Et il ajoute: «Tel fut saint Joseph. S’il n’avait pas existé, personne ne l’inventerait. Il est extraordinaire. Il n’y a guère de saints, dans les bollandistes, qui déroute plus que lui les habitudes humaines.»

Paroles de Dieu, dithyrambe chrétien des saintes lettres, adorent la physionomie des versets élus comme le précédent ouvrage redorait l’auréole des bienheureux choisis. D’ineffables paraphrases y sont modulées avec mystère et précision, familiarité et grandeur.

A l’œuvre mystique d’Hello se rattachent encore les traductions et publications de ce Ruysbrœck si admirable, depuis plus expressément traduit par M. Mæterlinck, qui les élucide d’une préface magistrale. Puis ces dévorantes visions et instructions d’Angèle de Foligno préludant par dix-huit chapitres qu’elle intitule dix-huit pas; contre-partie mystique des dix-neuf profanes baisers du Hollandais Second. «Moi, dit la bienheureuse, entrant dans la voie de la pénitence, je fis dix-huit pas avant de connaître l’imperfection de ma vie.» Un ancien manuscrit formule de même sur l’eucharistie quinze pensées qu’il compare à quinze dents. «La triburation des dents, explique-t-il, ce sont les profondes et aiguës méditations sur le sacrement lui-même.» Enfin, les œuvres choisies de Jeanne Chézard de Matel, fondatrice de l’ordre du Verbe incarné.

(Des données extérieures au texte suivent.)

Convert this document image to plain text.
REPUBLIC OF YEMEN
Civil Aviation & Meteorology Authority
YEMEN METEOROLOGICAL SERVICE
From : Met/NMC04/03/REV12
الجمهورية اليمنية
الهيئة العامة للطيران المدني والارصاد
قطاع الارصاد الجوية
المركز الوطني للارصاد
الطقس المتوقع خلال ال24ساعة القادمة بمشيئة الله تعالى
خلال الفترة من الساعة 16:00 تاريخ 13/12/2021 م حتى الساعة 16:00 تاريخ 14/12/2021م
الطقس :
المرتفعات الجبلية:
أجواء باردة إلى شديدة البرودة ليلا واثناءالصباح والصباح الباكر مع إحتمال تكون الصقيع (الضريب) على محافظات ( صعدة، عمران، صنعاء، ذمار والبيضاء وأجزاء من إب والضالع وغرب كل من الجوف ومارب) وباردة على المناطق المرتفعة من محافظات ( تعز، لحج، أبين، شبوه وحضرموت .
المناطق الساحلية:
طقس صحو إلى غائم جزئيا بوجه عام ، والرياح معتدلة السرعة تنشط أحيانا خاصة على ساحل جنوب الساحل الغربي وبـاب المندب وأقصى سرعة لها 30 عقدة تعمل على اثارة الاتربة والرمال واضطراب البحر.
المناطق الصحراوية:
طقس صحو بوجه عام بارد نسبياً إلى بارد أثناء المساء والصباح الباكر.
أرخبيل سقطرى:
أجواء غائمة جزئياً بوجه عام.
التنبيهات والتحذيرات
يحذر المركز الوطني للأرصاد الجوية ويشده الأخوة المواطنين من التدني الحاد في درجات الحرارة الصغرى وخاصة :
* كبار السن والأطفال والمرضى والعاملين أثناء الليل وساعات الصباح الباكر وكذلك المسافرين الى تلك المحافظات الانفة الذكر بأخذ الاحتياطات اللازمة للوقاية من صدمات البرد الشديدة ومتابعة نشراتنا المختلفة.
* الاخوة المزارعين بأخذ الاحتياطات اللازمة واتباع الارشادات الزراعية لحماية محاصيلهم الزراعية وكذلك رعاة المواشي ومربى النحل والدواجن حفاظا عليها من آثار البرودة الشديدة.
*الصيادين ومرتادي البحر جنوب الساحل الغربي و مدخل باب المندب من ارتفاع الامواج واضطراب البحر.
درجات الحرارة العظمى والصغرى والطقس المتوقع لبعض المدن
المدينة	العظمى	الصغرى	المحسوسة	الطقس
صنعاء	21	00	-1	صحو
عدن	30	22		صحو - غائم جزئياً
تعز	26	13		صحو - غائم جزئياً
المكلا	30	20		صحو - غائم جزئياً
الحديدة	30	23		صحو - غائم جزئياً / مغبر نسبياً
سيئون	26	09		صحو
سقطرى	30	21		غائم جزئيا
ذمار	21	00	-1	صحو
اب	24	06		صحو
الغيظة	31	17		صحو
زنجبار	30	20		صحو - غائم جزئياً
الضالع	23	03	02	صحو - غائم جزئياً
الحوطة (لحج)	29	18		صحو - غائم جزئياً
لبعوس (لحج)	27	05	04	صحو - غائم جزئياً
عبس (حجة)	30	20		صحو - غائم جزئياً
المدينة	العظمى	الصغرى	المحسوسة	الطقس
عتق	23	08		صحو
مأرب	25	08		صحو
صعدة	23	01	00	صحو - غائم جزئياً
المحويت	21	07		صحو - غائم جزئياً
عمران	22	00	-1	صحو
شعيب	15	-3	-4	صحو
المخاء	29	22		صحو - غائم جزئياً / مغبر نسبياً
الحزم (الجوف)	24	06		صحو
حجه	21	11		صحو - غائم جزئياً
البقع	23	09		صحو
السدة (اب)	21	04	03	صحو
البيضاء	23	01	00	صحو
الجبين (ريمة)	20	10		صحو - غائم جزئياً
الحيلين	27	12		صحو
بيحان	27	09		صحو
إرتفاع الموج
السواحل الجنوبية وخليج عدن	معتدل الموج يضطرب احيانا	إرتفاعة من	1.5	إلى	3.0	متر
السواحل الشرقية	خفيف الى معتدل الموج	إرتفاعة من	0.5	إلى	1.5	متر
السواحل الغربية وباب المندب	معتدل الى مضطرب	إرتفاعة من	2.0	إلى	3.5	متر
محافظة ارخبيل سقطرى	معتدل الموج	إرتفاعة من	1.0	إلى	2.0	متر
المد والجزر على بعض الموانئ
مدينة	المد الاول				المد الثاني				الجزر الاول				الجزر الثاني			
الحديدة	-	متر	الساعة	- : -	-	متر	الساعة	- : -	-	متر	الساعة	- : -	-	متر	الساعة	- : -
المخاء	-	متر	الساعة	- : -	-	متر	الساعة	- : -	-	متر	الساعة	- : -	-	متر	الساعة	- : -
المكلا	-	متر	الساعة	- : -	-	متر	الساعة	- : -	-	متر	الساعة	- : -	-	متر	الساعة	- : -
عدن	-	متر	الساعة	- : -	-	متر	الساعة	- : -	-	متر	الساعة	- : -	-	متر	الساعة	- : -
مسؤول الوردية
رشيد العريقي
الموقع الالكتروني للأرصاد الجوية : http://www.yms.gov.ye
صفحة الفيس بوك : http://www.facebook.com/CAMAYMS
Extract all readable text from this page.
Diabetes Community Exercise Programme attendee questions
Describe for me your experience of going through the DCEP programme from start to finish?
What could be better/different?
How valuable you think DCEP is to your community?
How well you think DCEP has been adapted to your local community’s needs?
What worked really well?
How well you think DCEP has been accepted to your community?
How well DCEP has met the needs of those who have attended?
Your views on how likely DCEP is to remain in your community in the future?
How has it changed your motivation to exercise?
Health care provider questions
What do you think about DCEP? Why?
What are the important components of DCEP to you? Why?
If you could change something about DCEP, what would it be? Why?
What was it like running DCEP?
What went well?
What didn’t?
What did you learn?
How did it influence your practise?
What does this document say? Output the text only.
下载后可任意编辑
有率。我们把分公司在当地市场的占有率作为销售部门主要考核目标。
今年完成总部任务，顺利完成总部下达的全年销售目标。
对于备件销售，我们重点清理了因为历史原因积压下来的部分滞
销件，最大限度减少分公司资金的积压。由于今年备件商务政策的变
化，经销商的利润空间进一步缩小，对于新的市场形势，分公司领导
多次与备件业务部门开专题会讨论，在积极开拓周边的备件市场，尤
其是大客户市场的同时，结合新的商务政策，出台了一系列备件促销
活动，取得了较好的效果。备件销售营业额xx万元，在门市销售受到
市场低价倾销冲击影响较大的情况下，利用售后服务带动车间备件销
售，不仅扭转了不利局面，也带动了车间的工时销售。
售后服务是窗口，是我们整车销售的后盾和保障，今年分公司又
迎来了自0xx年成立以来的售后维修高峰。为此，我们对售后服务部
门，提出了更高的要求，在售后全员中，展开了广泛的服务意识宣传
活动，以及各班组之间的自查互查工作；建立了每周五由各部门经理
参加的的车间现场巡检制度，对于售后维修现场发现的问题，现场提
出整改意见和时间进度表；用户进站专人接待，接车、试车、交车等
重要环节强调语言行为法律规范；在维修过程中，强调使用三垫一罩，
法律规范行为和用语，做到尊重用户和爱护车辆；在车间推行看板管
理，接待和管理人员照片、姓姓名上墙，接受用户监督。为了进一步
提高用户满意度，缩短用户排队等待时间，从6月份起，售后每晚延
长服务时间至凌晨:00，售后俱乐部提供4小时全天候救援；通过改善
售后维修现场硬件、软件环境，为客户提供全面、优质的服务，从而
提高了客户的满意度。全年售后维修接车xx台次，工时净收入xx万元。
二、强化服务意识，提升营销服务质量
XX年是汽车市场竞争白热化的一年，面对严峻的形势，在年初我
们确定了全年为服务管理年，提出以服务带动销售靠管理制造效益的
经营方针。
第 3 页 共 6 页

Les Plateaux de la balance représentent avec l’Homme (le plus célèbre des ouvrages d’Hello) et Philosophie et athéisme la partie plus spécialement critique et polémiste de son œuvre.

Une réflexion m’est souvent venue: la prévoyante nature qui prépare aussi, tels que d’ethnographiques saisons, les mouvements de l’ordre social, a l’air d’apprêter concurremment, pour y pourvoir à leur heure, une réserve d’esprits-agents congénères qu’elle dote de facultés similaires, propres à déterminer ou régir telle révolution ou telle croisade. Il semble, comme dans l’organisation d’un opéra ou d’un drame, que les rôles aient été distribués au moins en double afin que la représentation politique ou la cérémonie religieuse, l’artistique ou scientifique développement, ne puisse être pris au dépourvu ni compromis par une abstention ou une absence. Les idées sont alors comme atmosphériques; elles stagnent ou flottent dans l’air; et dans le même instant plusieurs cerveaux en sont réceptifs et véhicules à peu près dans la même forme, quand il est nécessaire que la chose soit dite à cette minute-là. Quelquefois le premier sujet disparaît ou abdique, et celui auquel incombait l’office de le suppléer en tire l’occasion de se manifester avec un éclat que le premier n’aurait peut-être pas atteint. Providentiels revirements, correctifs invisibles.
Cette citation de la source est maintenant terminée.